O Lobisomem (The Wolfman, 2010)

Os remakes, quando surgem, são sempre alvos de discussões. De um lado os que acham que filmes antigos devem sim ser refeitos e adaptados às novas tecnologias do cinema; do outro os fãs cativos que preferem a versão clássica. Cada um que tome seu partido, mas o que importa é que esses remakes só são válidos se forem bem feitos, o que não acontece com O Lobisomem. Este surgiu com o intuito de modernizar a versão original de 1941.

A promessa é de que teríamos um grande filme, inovador e assustador. Mas não foi bem isso o que se viu nos cinemas. Para engrandecer mais ainda o filme, foi escalado um elenco de primeira, que fizeram mais que a obrigação, todos impecáveis. O erro foi cometido pela parte técnica do filme. Só para citar alguns, as cenas se passam sem conformidade, as músicas não casam com as cenas, gerando uma sensação estranha. Temos também um terror leve, com sustos previsíveis e clichês. Os efeitos especiais são mais estranhos ainda, chegando a ser trash demais para a época em que foi produzido, porém esses efeitos trash, levam a criatura ao seu aspecto original, permitindo os jovens conhecerem como eram os lobisomens, antes de surgirem os lobos modernos e malhados como Jacob Black.

O filme se passa na Inglaterra Vitoriana e começa com uma cena sem explicação. Depois somos apresentados a Lawrence Talbot (Benicio Del Toro), que volta da América com seu grupo de teatro. Ao regressar descobre sobre a morte do seu irmão, morto por um monstro a solta. Durante a investigação descobre-se que se trata de um lobisomem. Volta-se a alguns fatos ocorridos no passado, e então Lawrence é mordido pelo lobisomem, e isso o coloca numa corda bamba, pois em seu coração estava se consolidando uma paixão pela sua bela cunhada Gwen Conliffe (Emily Blunt), e agora terá que lidar e confrontar com sua nova natureza. Além dessa paixão, Lawrence tem de enfrentar seu pai irônico (interpretado por Anthony Hopkins), que há muito tempo não via. No desenrolar da história muitos segredos são revelados.
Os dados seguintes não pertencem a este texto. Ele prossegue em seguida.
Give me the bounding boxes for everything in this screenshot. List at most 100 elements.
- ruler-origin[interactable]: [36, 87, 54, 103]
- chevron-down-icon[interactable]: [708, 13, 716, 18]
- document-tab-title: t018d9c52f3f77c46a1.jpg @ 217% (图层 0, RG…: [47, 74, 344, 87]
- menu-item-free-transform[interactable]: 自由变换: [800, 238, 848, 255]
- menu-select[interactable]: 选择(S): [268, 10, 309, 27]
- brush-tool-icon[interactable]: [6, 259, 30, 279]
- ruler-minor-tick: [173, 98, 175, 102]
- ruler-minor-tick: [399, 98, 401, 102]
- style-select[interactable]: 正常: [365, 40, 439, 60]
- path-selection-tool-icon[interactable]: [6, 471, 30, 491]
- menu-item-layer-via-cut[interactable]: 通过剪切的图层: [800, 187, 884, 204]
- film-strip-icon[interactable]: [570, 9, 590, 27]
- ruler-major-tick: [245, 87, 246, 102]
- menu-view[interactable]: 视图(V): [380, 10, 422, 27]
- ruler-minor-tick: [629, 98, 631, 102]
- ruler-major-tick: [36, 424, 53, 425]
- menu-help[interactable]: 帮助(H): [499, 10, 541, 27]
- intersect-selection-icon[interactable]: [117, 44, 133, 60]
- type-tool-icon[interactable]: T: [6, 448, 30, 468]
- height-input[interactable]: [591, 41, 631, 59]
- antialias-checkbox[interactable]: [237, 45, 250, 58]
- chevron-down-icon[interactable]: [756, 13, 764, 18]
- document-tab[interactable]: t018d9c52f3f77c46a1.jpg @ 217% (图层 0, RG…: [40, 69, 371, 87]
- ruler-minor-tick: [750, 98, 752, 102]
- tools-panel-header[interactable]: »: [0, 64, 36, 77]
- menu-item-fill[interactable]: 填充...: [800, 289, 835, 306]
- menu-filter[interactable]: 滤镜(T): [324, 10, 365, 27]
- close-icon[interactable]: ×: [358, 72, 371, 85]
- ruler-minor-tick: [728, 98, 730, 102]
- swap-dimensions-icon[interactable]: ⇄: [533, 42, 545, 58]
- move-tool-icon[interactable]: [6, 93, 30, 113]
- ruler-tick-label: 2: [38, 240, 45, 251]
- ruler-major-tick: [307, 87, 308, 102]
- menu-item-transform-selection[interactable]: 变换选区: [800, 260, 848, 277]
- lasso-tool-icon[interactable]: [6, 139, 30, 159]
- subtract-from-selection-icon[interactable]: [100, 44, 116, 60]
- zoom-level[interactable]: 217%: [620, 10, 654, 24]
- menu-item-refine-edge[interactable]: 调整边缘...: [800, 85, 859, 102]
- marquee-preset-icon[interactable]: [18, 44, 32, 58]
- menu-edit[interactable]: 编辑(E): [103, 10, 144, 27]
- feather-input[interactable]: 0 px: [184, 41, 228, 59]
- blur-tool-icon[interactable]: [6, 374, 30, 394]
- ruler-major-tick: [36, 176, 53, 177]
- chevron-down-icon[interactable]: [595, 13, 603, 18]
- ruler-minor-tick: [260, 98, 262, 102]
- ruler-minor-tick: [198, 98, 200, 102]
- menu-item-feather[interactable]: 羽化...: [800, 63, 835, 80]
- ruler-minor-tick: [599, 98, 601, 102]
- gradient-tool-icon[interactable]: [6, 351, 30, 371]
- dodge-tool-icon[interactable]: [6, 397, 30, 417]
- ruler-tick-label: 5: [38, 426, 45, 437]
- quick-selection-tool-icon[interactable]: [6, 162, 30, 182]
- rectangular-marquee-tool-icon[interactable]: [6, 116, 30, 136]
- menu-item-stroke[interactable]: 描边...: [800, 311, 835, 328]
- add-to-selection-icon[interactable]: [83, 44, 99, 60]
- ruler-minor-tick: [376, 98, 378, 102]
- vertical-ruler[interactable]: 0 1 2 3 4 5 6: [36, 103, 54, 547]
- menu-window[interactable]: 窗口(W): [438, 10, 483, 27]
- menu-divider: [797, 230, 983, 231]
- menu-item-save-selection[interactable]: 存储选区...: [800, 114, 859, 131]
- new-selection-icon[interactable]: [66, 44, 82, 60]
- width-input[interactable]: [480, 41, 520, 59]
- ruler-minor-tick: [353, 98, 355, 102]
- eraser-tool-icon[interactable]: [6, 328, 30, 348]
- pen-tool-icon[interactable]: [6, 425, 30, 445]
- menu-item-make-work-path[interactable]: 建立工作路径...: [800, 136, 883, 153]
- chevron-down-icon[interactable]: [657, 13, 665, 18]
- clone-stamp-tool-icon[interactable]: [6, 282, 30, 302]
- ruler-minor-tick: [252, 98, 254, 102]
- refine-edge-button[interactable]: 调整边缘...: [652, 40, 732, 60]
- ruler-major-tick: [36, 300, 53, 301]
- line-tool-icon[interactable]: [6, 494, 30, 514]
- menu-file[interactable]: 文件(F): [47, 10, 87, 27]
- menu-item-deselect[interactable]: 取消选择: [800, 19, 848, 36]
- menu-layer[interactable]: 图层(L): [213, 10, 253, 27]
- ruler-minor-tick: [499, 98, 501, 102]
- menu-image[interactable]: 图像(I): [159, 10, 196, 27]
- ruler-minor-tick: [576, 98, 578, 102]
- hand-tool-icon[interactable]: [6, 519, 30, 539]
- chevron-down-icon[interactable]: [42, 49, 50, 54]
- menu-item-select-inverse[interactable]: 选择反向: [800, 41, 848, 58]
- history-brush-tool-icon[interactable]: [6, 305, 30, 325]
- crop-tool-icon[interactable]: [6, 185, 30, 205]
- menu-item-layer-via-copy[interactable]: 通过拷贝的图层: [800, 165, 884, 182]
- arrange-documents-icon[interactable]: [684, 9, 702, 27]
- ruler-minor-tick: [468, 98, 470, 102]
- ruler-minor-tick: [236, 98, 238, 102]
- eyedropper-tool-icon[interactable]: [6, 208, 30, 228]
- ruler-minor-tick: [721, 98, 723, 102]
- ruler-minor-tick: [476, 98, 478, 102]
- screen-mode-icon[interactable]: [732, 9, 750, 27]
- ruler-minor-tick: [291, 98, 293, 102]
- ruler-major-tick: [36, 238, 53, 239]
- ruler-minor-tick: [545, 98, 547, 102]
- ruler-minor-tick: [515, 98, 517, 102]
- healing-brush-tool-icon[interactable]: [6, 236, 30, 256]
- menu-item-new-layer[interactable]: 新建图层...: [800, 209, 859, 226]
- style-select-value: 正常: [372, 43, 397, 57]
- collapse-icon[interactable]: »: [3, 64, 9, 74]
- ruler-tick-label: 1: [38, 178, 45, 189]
A direção do filme é de Joe Johnston (o mesmo de Jurassic Park III e Jumanji) e o roteiro é assinado por Andrew Kevin Walker e David Self, sendo o original de 1941 de autoria de Curt Siodmak. Como dito antes o que o filme tem de melhor é o elenco composto principalmente por Benicio Del Toro, Emily Blunt, Hugo Weaving e o mestre magnífico Anthony Hopkins. Estes levam a sério e fazem atuações impecáveis e irrepreensíveis. É impressionante ver Anthony Hopkins, na idade em que está, se saindo muito bem em cenas de ação, sem falar que suas falas são as melhores, dando a impressão de que o roteiro foi feito pra ele.

Deve-se destacar que O Lobisomem estreou nos cinemas com uma classificação indicativa de 18 anos, mas, talvez sua baixa bilheteria, fez com que baixassem para 16 anos. Caso queira conferir o filme no cinema (pois ainda permanece em cartaz) recomendo que não espere muita coisa. Para os que esperarão pelo DVD, digo que essa é uma boa opção. Contudo posso até está enganado, mas ainda digo que este filme agradará a poucos.